It is 15 months since permission for the O’Devaney Gardens project was granted
On the side of every flat block and on corners throughout the estate, there are signs advertising the O’Devaney Gardens regeneration project. At this stage, they are an affront to the remaining residents.
It is almost nine years since the redevelopment proposals were put forward; just under seven since the then housing minister Noel Ahern confirmed the plans for a €180 million regeneration as a public-private partnership (PPP). Dublin City Council now says there is no funding for the project, which has been put on hold.
It is more than six years since developer Bernard McNamara was awarded the contract to redevelop the estate with a mix of social, affordable and private housing, along with shops, community facilities and some offices. It is four years since the PPP agreement fell apart.
Following the collapse of the deals with McNamara, which affected not only O’Devaney Gardens but the regeneration programmes for the flat complexes of Dominick Street and St Michael’s Estate, Dublin City Council developed plans to replace social housing in these estates, with commercial and private development to follow at later when the market recovered.

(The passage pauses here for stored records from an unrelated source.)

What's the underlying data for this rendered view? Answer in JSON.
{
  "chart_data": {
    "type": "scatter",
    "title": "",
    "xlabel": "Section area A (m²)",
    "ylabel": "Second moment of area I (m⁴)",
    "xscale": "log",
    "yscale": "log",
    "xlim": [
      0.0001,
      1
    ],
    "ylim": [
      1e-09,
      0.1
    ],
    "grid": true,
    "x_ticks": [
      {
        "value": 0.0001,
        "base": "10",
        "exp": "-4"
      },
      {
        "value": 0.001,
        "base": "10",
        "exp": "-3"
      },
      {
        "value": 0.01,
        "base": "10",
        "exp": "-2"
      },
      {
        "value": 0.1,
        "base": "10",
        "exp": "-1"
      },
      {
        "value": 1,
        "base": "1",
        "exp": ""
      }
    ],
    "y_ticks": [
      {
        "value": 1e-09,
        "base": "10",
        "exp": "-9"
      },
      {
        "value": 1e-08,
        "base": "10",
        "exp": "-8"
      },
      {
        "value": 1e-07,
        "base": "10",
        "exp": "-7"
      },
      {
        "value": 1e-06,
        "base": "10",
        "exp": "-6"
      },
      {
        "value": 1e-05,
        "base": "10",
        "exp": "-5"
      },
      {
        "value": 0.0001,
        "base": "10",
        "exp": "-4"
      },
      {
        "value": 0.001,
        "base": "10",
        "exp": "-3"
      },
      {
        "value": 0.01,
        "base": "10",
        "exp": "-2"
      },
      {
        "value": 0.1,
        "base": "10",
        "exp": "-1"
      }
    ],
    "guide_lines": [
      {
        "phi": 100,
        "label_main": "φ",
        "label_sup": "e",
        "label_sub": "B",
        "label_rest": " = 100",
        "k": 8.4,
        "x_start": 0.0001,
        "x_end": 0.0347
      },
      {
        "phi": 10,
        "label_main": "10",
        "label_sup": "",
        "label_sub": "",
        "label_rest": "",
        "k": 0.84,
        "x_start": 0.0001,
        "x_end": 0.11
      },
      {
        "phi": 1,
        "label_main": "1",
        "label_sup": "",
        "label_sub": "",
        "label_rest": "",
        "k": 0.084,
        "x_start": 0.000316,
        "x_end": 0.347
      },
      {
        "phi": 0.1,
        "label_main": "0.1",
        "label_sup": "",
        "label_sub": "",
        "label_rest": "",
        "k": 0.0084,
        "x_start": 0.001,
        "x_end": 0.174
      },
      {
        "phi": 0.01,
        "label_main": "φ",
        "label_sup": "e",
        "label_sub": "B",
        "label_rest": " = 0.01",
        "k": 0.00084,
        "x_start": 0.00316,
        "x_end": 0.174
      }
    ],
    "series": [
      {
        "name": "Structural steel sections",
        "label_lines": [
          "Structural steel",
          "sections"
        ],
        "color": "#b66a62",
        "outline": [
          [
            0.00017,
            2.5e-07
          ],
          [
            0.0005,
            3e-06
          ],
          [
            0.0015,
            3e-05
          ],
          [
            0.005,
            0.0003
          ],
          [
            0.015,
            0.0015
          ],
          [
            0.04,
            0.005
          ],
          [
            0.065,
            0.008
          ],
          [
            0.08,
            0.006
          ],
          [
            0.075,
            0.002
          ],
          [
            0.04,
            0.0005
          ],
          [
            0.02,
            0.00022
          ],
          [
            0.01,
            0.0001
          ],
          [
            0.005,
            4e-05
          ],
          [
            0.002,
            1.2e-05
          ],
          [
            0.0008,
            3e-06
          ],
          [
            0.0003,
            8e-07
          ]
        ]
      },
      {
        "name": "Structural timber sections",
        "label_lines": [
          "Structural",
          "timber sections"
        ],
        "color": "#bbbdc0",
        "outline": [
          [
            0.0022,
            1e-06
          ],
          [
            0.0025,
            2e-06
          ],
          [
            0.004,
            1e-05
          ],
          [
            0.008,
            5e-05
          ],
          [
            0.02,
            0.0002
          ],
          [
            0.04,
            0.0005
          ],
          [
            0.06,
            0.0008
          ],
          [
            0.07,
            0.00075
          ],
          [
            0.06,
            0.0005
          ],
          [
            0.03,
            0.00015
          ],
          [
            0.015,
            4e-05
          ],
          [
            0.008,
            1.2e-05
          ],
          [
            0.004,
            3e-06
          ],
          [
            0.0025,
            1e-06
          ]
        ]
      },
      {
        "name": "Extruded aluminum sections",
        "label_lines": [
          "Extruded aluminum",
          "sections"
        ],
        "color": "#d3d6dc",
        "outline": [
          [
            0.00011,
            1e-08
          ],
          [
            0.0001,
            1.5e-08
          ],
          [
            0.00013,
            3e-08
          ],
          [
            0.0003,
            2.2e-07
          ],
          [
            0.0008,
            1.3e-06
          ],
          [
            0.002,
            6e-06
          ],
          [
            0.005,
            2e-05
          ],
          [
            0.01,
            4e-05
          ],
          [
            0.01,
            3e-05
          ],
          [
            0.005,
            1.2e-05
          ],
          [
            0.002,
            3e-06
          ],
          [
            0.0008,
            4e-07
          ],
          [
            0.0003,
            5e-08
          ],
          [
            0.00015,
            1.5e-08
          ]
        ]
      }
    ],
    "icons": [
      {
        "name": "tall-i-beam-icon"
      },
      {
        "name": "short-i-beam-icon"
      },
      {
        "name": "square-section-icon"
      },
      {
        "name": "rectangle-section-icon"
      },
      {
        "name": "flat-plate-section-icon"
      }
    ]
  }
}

The plans published by the council in December 2008 proposed starting construction of housing at O’Devaney Gardens in 2011 with the first social houses to be completed by the end of 2012. It is two years since the council submitted plans to An Bord Pleanála for the €32 million project and 15 months since permission was granted. Not a sod has been turned.
Demolition
Almost all of the 276 flats have been emptied, a process which began when the original regeneration plans were put in place. Demolition of the vacant blocks began in September 2008 after a summer of vandalism and violence culminated in a stand-off with riot police.
Most of the blocks known as “the luxuries” – as they were originally built as private housing in the 1950s but were taken over by the council for social housing soon after construction – have been demolished.
Just 44 flats, known as “the long balconies”, so-called as access to each flat is off a communal balcony, are occupied. The small group of tenants who remain live amid a wasteland of boarded-up derelict blocks.
Few people living in O’Devaney Gardens want to talk. Some say they fear it will affect their chances of a transfer out, others say they don’t see what good talking to reporters has ever done them. Anyone who does talk insists their real name not be used.
“Danny” and “Claire”, both in their mid-30s, were born and raised in O’Devaney Gardens. They are raising their own children in the long balconies.
“This place is a down-and-out horrible kip. That’s a terrible thing to say about the place you grew up, but it’s true,” says Danny.
It is hard to disagree with him. Looking out the back of their ground-floor flat, there is scrubland where there used to be a creche. It was torn down about two years ago. Beside it is a playground, a single toy left in the centre. It is no longer in use, screened off with metal gates.
The view from the front door is of an almost-empty block. Two flats remain occupied on upper floors. The windows and doors of the rest have been covered with metal sheets.
About 20 eight-foot poles are set into the concrete area in between, the washing lines they used to support have been cut away. Seven pairs of runners hang from the phone wires at the end of the block, signalling heroin is for sale.
It wasn’t always like this, Claire says. “We loved living in the flats but since everyone else started leaving it hasn’t been the same. They’ve let them run down. There’s sewage coming up from other flats. It’s the contents of someone else’s toilet coming up your bath. There’s damp on the wall in the kids’ bedroom and the bathroom, the paint on the wall is all bubbles.”
Fire brigade
Perhaps the worst thing though is not being able to let the children outside, she says. “The place is all smashed bottles. You can’t let the kids out to play once they get in from school, that’s it. Almost every night the fire brigade is down. There was one day when they were down five times in the one day. People set fire to the bins and they get into the empty flats and set fire to whatever’s there.”
Disturbances
Scenes which resulted in the attendance of riot police in 2008 are now a regular occurrence, Danny says. “You’d want to see this place at the weekend. The police don’t give a damn. There are gangs of people drinking every Friday until Sunday. They don’t even live here. Years ago if it happened the guards would come in and take drink off them but now they don’t bother. You’ve to be your own law.”
Claire now just wants out. “The place had so much going for it. It’s close to town, close to the park, schools, doctors, but you can’t bring up kids here. I don’t want them thinking what happens out there is normal.”
Another neighbour, “Orla”, is suspicious about the council’s intentions. At almost 15 acres, the site is exceptionally large and is in an excellent location. “They want the land. There’s the Phoenix Park, the courts, the barracks. What do you think they’ll do? They’re not going to want to keep all that for tenants. They’ll wait till it’s worth a bit more money then they’ll sell it privately.”